The most prominent international example is the 2001 ICC ADR Rules. Uniquely, ICC ADR does not mandate a single mode of ADR like its various alternatives. Instead, parties apply whatever settlement technique suits their specific needs,11 although absent any specific agreement, mediation is the default method applied (in 2009 mediation was used in 90% of cases). While ICC ADR’s numbers are modest, it has been gaining in popularity. In 2003, only eight ADR cases were registered, however, by 2009, that figure had increased to 24 (compared to 1,305 cases under the ICC Rules of Arbitration).

The advantages of ADR per se are evident. While arbitration and litigation focus the parties’ attention on the dispute, mediation and other forms of non-binding ADR focus the parties’ attention on the search for a solution and these solutions can, at times, be largely unrelated. An example commonly used in practice is the “oranges” anecdote. Imagine an ownership dispute over a crate of oranges. Ordinarily this would be a legal issue. An arbitrator’s process would seek to establish legal ownership of the (perishable) goods. A mediator, however, would seek a commercial solution. A mediator might enquire about the parties’ intended use. If the first party replied orange juice and the second replied marmalade, the dispute would disappear. The first could take the juice, while the second used the rind.

Statistics demonstrate that ICC ADR is both effective and fast. Since 2007, ICC ADR has boasted an average settlement rate of around 60%, although in 2010, the rate was closer to 100% (naturally, statistics fluctuate year on year). The average duration of proceedings, from filing of the request for ADR to completion of the case is 117 days (i.e. less than four months).

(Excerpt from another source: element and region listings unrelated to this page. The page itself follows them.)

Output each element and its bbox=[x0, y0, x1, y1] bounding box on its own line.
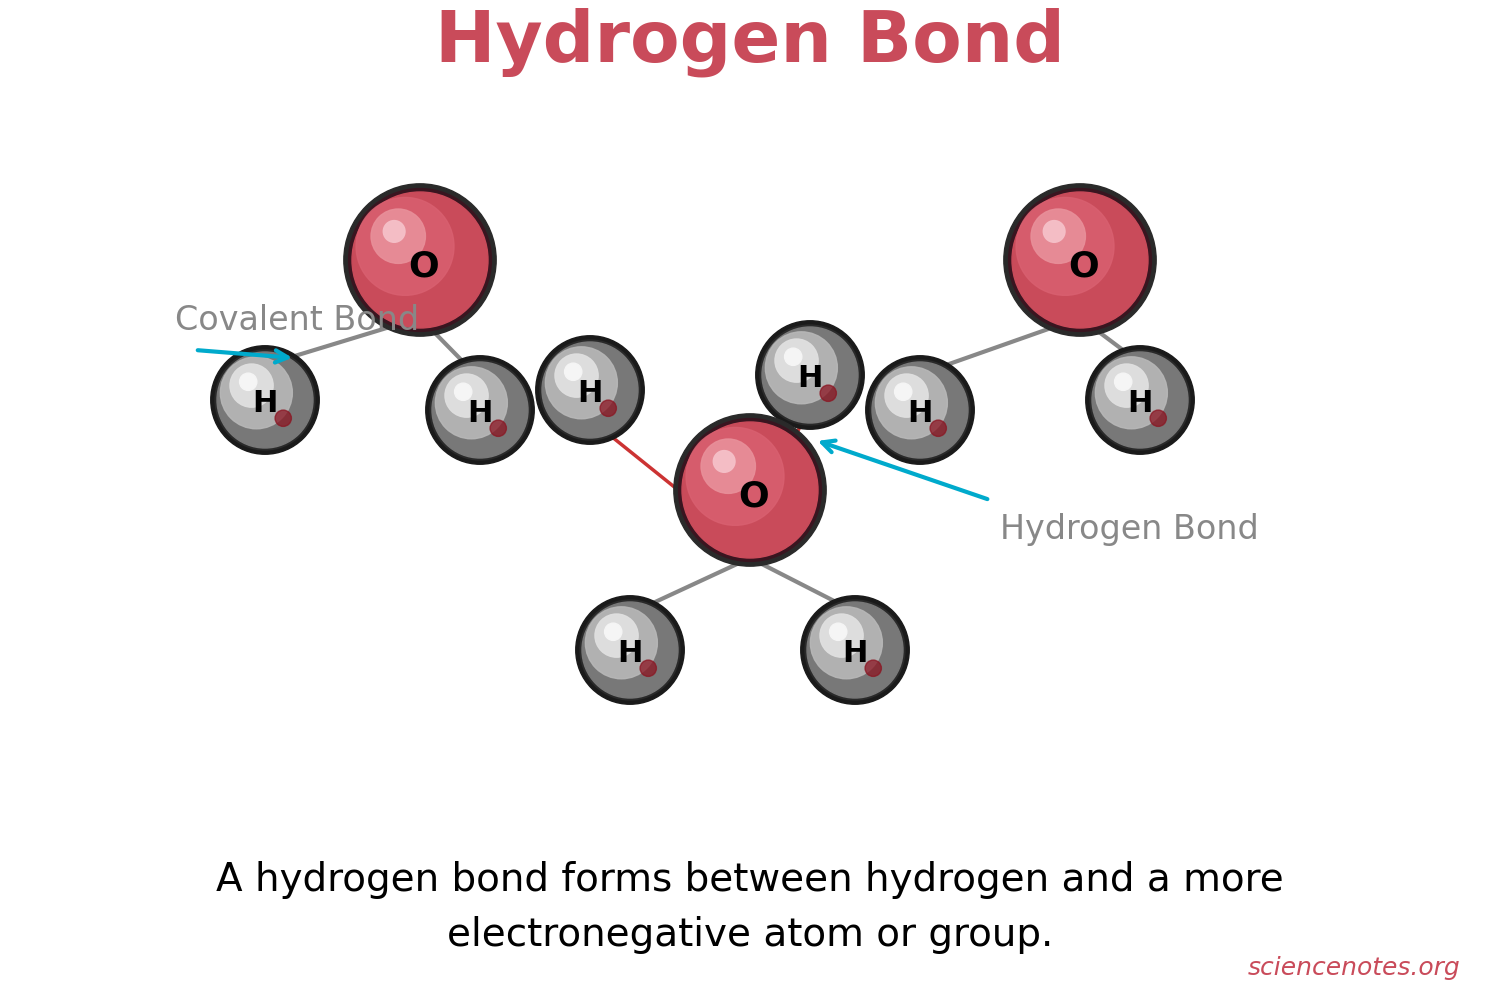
Circle shape bbox=[682, 422, 818, 558]
Circle shape bbox=[1030, 209, 1086, 263]
Circle shape bbox=[686, 427, 784, 525]
Circle shape bbox=[220, 357, 292, 429]
Circle shape bbox=[580, 600, 680, 700]
Circle shape bbox=[810, 607, 882, 679]
Circle shape bbox=[865, 660, 882, 676]
Circle shape bbox=[585, 607, 657, 679]
Circle shape bbox=[876, 367, 948, 439]
Text: H: H bbox=[252, 389, 278, 418]
Circle shape bbox=[784, 348, 802, 365]
Circle shape bbox=[582, 602, 678, 698]
Text: O: O bbox=[1068, 250, 1100, 284]
Text: electronegative atom or group.: electronegative atom or group. bbox=[447, 916, 1053, 954]
Circle shape bbox=[446, 374, 488, 417]
Circle shape bbox=[576, 596, 684, 704]
Text: H: H bbox=[908, 399, 933, 428]
Circle shape bbox=[432, 362, 528, 458]
Text: sciencenotes.org: sciencenotes.org bbox=[1248, 956, 1460, 980]
Circle shape bbox=[555, 354, 598, 397]
Text: H: H bbox=[618, 639, 642, 668]
Circle shape bbox=[678, 419, 822, 561]
Circle shape bbox=[830, 623, 848, 640]
Circle shape bbox=[356, 197, 454, 295]
Circle shape bbox=[1004, 184, 1156, 336]
Circle shape bbox=[274, 410, 291, 426]
Circle shape bbox=[806, 600, 904, 700]
Circle shape bbox=[756, 321, 864, 429]
Circle shape bbox=[217, 352, 314, 448]
Circle shape bbox=[536, 336, 644, 444]
Circle shape bbox=[885, 374, 928, 417]
Circle shape bbox=[604, 623, 622, 640]
Circle shape bbox=[230, 364, 273, 407]
Circle shape bbox=[1008, 189, 1152, 331]
Text: A hydrogen bond forms between hydrogen and a more: A hydrogen bond forms between hydrogen a… bbox=[216, 861, 1284, 899]
Circle shape bbox=[674, 414, 826, 566]
Circle shape bbox=[454, 383, 472, 400]
Text: H: H bbox=[798, 364, 822, 393]
Text: H: H bbox=[843, 639, 867, 668]
Circle shape bbox=[546, 347, 618, 419]
Circle shape bbox=[870, 360, 970, 460]
Circle shape bbox=[211, 346, 320, 454]
Circle shape bbox=[600, 400, 616, 416]
Circle shape bbox=[821, 614, 862, 657]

Combined, these statistics are telling. Arbitration and litigation are expensive and time consuming. If they can be avoided in the majority of cases by a process lasting less than four months, and assumedly at a fraction of the cost of arbitration or litigation, it justifies serious consideration.

The question is not why should ICC ADR be used in oil and gas contracts, but why not use it for such contracts?

Indeed, ICC ADR is already being used to resolve energy disputes, albeit in limited numbers. At present, 15% of cases filed under the ICC ADR Rules relate to energy disputes, most involving stakes of between US$10 million and US$30 million, although with some cases ranging up to US$250 million.

ICC ADR would be applicable to a broad range of oil and gas related disputes. Indeed, one of the beauties of institutional ADR is that it can be used for almost any type of problem.  

  1. Conclusion

To many, litigation is like that film Woody Allen cited in the 1975 edition of Esquire magazine:  

“Making a funny film provides all the enjoyment of getting your leg caught in the blades of a threshing machine. As a matter of fact, it’s not even that pleasurable; with the threshing machine the end comes much quicker.”

The analogy will not be lost on parties to what may seem interminable disputes. Of the ideas presented above, one (final offer arbitration) may well shorten the pain. The other candidates – dispute boards and institutional ADR – will work only if taken seriously and used when appropriate. If not, they can obviously lengthen the process and thereby achieve the opposite of what was intended. So handle with care!